With 58 voices in 10 languages, the CLI makes it easy to produce localized educational content without hiring multiple narrators. The pricing is accessible too: the free plan includes 120 TTS minutes and 30 downloads per month, while the Pro plan offers 1,200 minutes and unlimited downloads for $9.99/month[5]. This makes it a practical option for anyone looking to create engaging, on-the-go audio content.
Conclusion
What You Need to Know
TTSBuddy CLI brings text-to-speech functionality right into your terminal, making it a seamless part of your workflow. With its AI-powered sanitization, the tool transforms complex formats like Markdown tables and code blocks into smooth, natural narration - no need for manual adjustments. You can pick from cloud providers like ElevenLabs and OpenAI for a wide range of voices or opt for Kokoro ONNX for offline synthesis that eliminates API costs. Features such as the --dry-run flag for cost estimation and --normalize for improved audio quality give you full control over your workflow and output.
For accessibility, TTSBuddy CLI converts terminal outputs into clear audio and offers playback speeds from 0.5× to 1.5×. Flexible pricing plans cater to both occasional users and those who rely on daily automation.
With its blend of speed, accuracy, and ease of use, TTSBuddy CLI is a powerful tool for developers and power users alike. Its features make it simple to integrate into any workflow, saving time and effort.
Try TTSBuddy CLI Today
Curious to see it in action? Setting up is quick and easy. Start by installing the CLI, create your API key through the dashboard, and run:
tts doctor
This command verifies your setup. The free tier gives you instant access to all essential features - no credit card required.
Begin with basic commands, like piping text from stdin or converting Markdown files. As your needs grow, explore advanced options such as batch processing or integrating with AI agents. With structured JSON outputs and specific exit codes, building reliable automation is straightforward. Plus, offline support ensures you can work from anywhere, anytime.
FAQs
How can I use TTSBuddy CLI offline?
To run TTSBuddy CLI offline, start by installing the tool and all required dependencies on your local system. Follow the setup instructions carefully to configure the environment and ensure the necessary libraries are ready for offline use. Once everything is in place, you can process text or Markdown files directly on your device without needing an internet connection. The tool allows you to export the generated audio in formats such as WAV or MP3, with all text-to-speech processing handled locally on your machine.
How can I avoid extra charges when retrying a failed job?
To avoid unnecessary charges when retrying a failed job, divide your text into smaller chunks of 30,000–50,000 characters. After splitting, wait a few minutes before attempting the retry. This method helps reduce processing times, prevents added costs, and ensures the task is handled more efficiently.
What’s the best way to process very large Markdown files?

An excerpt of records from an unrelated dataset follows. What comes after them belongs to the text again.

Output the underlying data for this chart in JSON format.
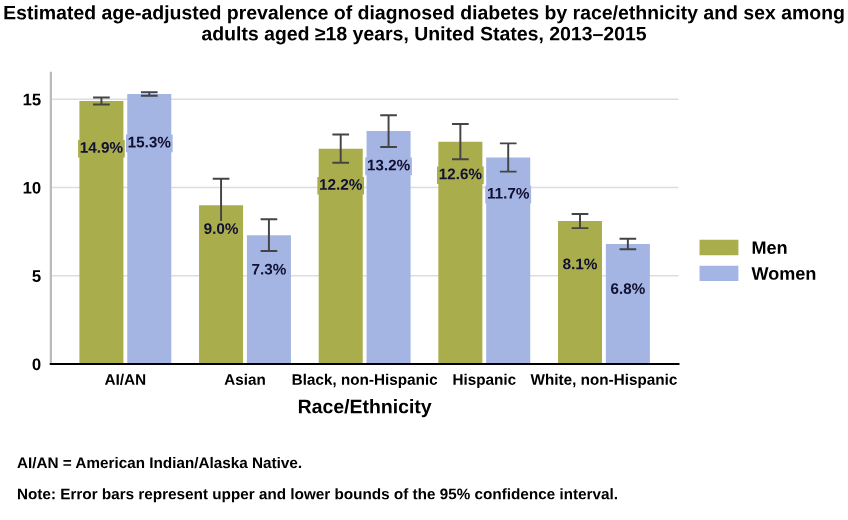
{
  "chart_data": {
    "type": "bar",
    "title": "Estimated age-adjusted prevalence of diagnosed diabetes by race/ethnicity and sex among adults aged ≥18 years, United States, 2013–2015",
    "xlabel": "Race/Ethnicity",
    "categories": [
      "AI/AN",
      "Asian",
      "Black, non-Hispanic",
      "Hispanic",
      "White, non-Hispanic"
    ],
    "series": [
      {
        "name": "Men",
        "color": "#a9ad4c",
        "values": [
          14.9,
          9.0,
          12.2,
          12.6,
          8.1
        ],
        "errors": [
          0.2,
          1.5,
          0.8,
          1.0,
          0.4
        ],
        "value_labels": [
          "14.9%",
          "9.0%",
          "12.2%",
          "12.6%",
          "8.1%"
        ]
      },
      {
        "name": "Women",
        "color": "#a4b5e4",
        "values": [
          15.3,
          7.3,
          13.2,
          11.7,
          6.8
        ],
        "errors": [
          0.1,
          0.9,
          0.9,
          0.8,
          0.3
        ],
        "value_labels": [
          "15.3%",
          "7.3%",
          "13.2%",
          "11.7%",
          "6.8%"
        ]
      }
    ],
    "ylim": [
      0,
      16.5
    ],
    "yticks": [
      0,
      5,
      10,
      15
    ],
    "grid": "y",
    "legend": "right",
    "annotations": [
      "AI/AN = American Indian/Alaska Native.",
      "Note: Error bars represent upper and lower bounds of the 95% confidence interval."
    ]
  }
}
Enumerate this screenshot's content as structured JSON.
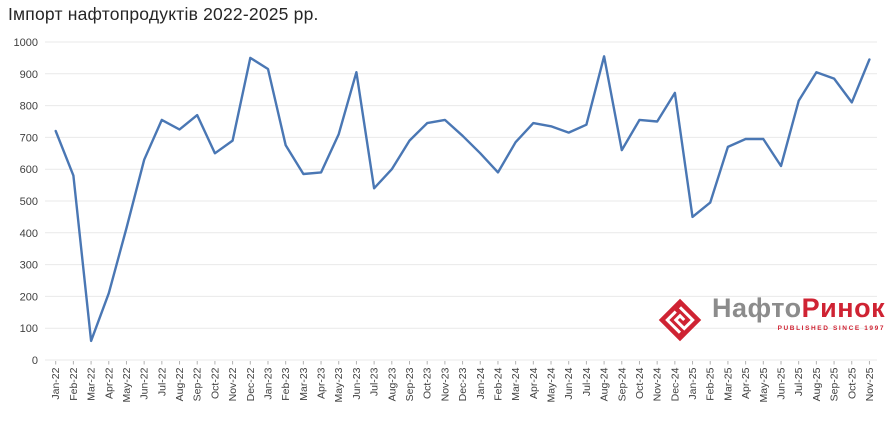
{
  "title": "Імпорт нафтопродуктів 2022-2025 рр.",
  "chart_data": {
    "type": "line",
    "title": "Імпорт нафтопродуктів 2022-2025 рр.",
    "xlabel": "",
    "ylabel": "",
    "categories": [
      "Jan-22",
      "Feb-22",
      "Mar-22",
      "Apr-22",
      "May-22",
      "Jun-22",
      "Jul-22",
      "Aug-22",
      "Sep-22",
      "Oct-22",
      "Nov-22",
      "Dec-22",
      "Jan-23",
      "Feb-23",
      "Mar-23",
      "Apr-23",
      "May-23",
      "Jun-23",
      "Jul-23",
      "Aug-23",
      "Sep-23",
      "Oct-23",
      "Nov-23",
      "Dec-23",
      "Jan-24",
      "Feb-24",
      "Mar-24",
      "Apr-24",
      "May-24",
      "Jun-24",
      "Jul-24",
      "Aug-24",
      "Sep-24",
      "Oct-24",
      "Nov-24",
      "Dec-24",
      "Jan-25",
      "Feb-25",
      "Mar-25",
      "Apr-25",
      "May-25",
      "Jun-25",
      "Jul-25",
      "Aug-25",
      "Sep-25",
      "Oct-25",
      "Nov-25"
    ],
    "values": [
      720,
      580,
      60,
      210,
      415,
      630,
      755,
      725,
      770,
      650,
      690,
      950,
      915,
      675,
      585,
      590,
      710,
      905,
      540,
      600,
      690,
      745,
      755,
      705,
      650,
      590,
      685,
      745,
      735,
      715,
      740,
      955,
      660,
      755,
      750,
      840,
      450,
      495,
      670,
      695,
      695,
      610,
      815,
      905,
      885,
      810,
      945
    ],
    "ylim": [
      0,
      1000
    ],
    "ytick_step": 100,
    "yticks": [
      "0",
      "100",
      "200",
      "300",
      "400",
      "500",
      "600",
      "700",
      "800",
      "900",
      "1000"
    ],
    "grid": "horizontal",
    "legend": "none"
  },
  "logo": {
    "name_part1": "Нафто",
    "name_part2": "Ринок",
    "tagline": "PUBLISHED SINCE 1997"
  },
  "colors": {
    "line": "#4a77b4",
    "grid": "#e9e9e9",
    "tick": "#b3b3b3",
    "axis_text": "#404040",
    "title_text": "#262626",
    "logo_gray": "#8c8c8c",
    "logo_red": "#cf2333",
    "background": "#ffffff"
  }
}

To handle large Markdown files effectively, it's best to break the content into smaller, manageable pieces such as headers, paragraphs, code blocks, and tables. This approach enables incremental rendering and streaming, which helps lower memory usage and boosts performance. By using specialized parsers or chunked processing techniques, scalability becomes more achievable - particularly for tasks like real-time rendering or converting text to speech. Segment-by-segment parsing is crucial when working with extensive documents to maintain efficiency.